REPORT
Creativity Future Forum
2021.12.3 (FRI)
17:45 @
【アーカイブ】ソーシャル イグジスタンス 〜インターネットにおける私たちの社会的な存り方とは?
「『ぼくらのウォーゲーム』ネットをモチーフに新しい世界への希望を込めてつくった」(細田守)
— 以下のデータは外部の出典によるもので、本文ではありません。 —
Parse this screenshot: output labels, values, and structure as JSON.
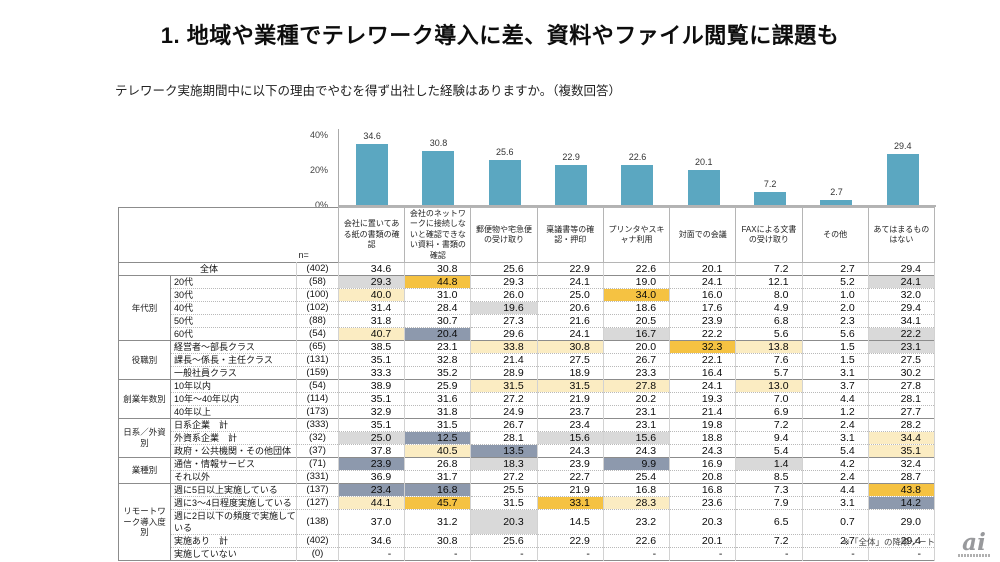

「人間が見せているのは、多面性のなかの一面」(細田守)


「「ありがとう」は一方的に言い続けたり、言われ続けたりするとつらい。循環させるもの」(吉藤オリィ)


SUMMARY

 インターネットやテクノロジーの発達は私たちの生活や社会、実存に大きな影響を与えている。アニメーション映画監督の細田守は、自作で繰り返しネットをモチーフとして取り上げてきた理由を語り、初音ミクのプロデューサーである佐々木渉は、技術的限界をあえて初音ミクの個性としたことを述べた。遠隔操作ロボット「OriHime」を開発した吉藤オリィは、自分の体がひとつしかないことを疑問に感じ、その延長線上で研究をスタートさせたと語る。
佐々木に対して細田は、初音ミクをゲームにしなかったことを慧眼として評価した。また、自分という存在に関する議論として、細田は『竜とそばかすの姫』では、いつもは教室の隅にいるような子でも、ネットでは別の居場所を作れることを表現したと述べた。吉藤は定年退職をなどで今までの役目が失われると人間は自分をなくしてしまうと応え、居場所や役目が人間にとっていかに重要なものであるかを指摘した。孤独はどのように解消されるのか。しかし現代は、リアルでもバーチャルでもそれを解決することができる。
それぞれのジャンルの最先端を走り続ける3者の対話は、現代の社会における実存をめぐる貴重な意見を交換する機会となった。